Google Protobuffer is a binary format claiming to much more compact than json and other text-formats, but just how much less space does it require? Does it hold for large arrays of data?

In this blogpost I will compare the sizes of the two formats.

## Test-data with array of tickers

I will generate test-data with a home made tool, you can find it on github: https://github.com/nilsmagnus/protobuf-json-xml-size-comparison

The content of the data is defined in a proto-message:

syntax = "proto3";

package sample;

message Test {
string query = 1;
int32 page_number = 2;
int32 result_per_page = 3;
repeated Ticker tickers = 4;
}

message Ticker {
string name = 1;
float value = 2;
}


There is 1 string, 2 ints and an array of possibly unlimited array of tickers.

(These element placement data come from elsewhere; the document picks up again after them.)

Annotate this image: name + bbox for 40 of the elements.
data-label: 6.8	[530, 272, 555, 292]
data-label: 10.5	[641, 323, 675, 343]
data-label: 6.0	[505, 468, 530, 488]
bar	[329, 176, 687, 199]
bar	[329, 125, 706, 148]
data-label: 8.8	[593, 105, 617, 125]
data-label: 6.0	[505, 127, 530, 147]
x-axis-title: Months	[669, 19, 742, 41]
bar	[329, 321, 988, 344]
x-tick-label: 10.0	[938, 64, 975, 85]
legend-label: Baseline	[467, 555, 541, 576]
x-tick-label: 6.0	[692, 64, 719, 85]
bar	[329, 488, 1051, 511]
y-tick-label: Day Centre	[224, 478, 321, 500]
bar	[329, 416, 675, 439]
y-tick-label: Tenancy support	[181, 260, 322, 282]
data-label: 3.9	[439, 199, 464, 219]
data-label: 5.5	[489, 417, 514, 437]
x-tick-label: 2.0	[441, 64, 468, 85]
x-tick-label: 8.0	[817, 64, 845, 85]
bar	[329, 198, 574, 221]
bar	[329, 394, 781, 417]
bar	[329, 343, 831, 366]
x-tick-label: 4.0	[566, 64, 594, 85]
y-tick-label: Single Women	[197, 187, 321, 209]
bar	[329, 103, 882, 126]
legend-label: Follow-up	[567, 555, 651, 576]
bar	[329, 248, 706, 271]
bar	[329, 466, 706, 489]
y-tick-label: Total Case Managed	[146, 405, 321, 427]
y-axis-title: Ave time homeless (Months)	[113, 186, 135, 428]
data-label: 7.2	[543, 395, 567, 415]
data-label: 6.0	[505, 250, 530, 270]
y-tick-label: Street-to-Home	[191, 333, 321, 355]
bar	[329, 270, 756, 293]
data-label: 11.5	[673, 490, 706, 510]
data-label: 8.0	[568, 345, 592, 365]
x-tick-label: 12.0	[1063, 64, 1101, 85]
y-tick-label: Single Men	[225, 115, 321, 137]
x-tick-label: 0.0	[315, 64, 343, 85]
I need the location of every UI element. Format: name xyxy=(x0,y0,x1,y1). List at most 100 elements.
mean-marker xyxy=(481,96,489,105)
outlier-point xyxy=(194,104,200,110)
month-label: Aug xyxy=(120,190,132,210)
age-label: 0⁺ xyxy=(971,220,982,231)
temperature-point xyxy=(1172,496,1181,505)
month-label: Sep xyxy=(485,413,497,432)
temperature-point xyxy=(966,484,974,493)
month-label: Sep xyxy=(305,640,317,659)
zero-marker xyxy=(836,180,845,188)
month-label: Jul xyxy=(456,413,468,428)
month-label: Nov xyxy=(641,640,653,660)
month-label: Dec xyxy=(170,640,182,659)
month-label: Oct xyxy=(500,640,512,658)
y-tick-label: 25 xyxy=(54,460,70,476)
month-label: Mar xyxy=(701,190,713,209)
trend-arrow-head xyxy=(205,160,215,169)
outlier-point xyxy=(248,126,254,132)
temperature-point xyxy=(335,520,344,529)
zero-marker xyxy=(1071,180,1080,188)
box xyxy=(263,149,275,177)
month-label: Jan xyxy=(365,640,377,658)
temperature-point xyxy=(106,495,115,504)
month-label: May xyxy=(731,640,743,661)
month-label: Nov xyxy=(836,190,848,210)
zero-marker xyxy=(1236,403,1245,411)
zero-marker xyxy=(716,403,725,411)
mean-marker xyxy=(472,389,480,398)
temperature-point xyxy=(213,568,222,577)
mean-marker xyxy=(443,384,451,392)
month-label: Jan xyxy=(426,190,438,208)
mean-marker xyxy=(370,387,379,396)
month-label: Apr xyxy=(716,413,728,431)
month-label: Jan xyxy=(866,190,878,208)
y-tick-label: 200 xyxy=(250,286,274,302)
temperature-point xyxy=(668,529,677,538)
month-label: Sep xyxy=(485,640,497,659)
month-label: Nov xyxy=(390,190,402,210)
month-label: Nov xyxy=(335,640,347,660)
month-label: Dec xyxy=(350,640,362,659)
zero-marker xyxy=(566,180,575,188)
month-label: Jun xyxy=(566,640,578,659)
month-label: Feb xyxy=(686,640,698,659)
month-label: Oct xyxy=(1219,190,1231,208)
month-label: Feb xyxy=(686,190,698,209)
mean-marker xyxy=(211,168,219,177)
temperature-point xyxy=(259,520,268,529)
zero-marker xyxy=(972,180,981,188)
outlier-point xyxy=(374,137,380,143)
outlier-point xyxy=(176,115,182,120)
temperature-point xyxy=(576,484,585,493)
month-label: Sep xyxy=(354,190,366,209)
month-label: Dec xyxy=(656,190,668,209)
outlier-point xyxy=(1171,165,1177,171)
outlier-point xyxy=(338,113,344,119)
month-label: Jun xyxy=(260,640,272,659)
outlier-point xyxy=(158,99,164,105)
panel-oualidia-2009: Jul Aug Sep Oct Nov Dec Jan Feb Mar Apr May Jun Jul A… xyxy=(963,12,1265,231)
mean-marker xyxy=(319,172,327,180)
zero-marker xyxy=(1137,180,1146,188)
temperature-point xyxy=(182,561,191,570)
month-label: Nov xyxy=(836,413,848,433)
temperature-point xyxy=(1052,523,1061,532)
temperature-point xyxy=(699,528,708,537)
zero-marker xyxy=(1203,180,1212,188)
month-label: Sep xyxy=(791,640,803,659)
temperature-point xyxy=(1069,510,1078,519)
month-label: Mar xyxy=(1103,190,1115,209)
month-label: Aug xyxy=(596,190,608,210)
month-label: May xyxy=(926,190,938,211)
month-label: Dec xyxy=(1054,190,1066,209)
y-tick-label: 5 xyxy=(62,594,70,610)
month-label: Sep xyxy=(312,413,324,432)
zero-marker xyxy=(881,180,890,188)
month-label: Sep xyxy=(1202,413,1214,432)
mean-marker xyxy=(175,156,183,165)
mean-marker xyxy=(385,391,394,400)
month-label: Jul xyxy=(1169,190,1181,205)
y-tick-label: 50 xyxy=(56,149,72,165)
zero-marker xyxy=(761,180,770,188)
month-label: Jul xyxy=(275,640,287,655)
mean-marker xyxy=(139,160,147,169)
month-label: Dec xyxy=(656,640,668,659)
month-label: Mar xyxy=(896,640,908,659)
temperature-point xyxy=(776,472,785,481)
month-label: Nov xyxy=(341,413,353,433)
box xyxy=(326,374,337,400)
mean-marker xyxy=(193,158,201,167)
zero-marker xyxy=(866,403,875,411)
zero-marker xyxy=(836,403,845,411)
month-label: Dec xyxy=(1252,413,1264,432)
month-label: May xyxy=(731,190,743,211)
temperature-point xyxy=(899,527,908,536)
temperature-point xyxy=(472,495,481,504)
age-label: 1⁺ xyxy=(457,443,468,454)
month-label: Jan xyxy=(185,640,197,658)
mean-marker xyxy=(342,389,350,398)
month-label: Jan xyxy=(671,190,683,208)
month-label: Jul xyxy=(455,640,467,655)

The ticker-name is a random string of size 3 and the value is a random float value between 0.0 and 9.99. In json could looks like this with 2 tickers in the array:

{
"query": "myQuery",
"page_number": 42,
"result_per_page": 100,
"tickers": [
{
"name": "rPs",
"value": 9.768923
},
{
"name": "WEo",
"value": 6.067048
}
]
}


## The numbers

Comparing the raw-size only of json would be unfair, since it is usually gzipped before transfer between client/servers.

However, take into account that when gzipping content you are using additional cpu to zip the content which is not needed when using protobuf.

The size-numbers are in bytes.

### Raw json

no of tickers size raw json size protobuf protobuf size(%)
0 58 13 22.4
1 102 25 24.5
2 133 37 27.8
10 396 133 33.6
20 724 253 34.9
200 6578 2413 36.7
2000 65250 24013 36.8

Protobuf is clearly the winner for all sizes of the ticker-list, but is best when the ticker-list is smaller.

### gzipped json and gzipped protobuf

The common case for transferring json-messages is to gzip them first, so lets see how that affects our numbers.

no of tickers size gzipped json gzipped protobuf gzipped protobuf size(%)
0 82 42 51.21
1 125 54 43.20
2 142 64 45.07
10 235 137 58.29
20 331 230 69.48
200 1970 1629 82.69
2000 17539 14808 84.42
20000 171154 146378 85.52

Protobuf clearly wins on the smaller map-sizes, but loses its clear advantage when the ticker-list grows in size.

Protobuf is still the winner on all sizes.

# Conclusion

Protocol buffers is a clear winner for small messages where the protobuf size is as small as 16% of the gzipped json size.

However, when large arrays of data is transferred, gzipped protobuf is still smaller but seems to lose its clear advantage in message size to gzipped json.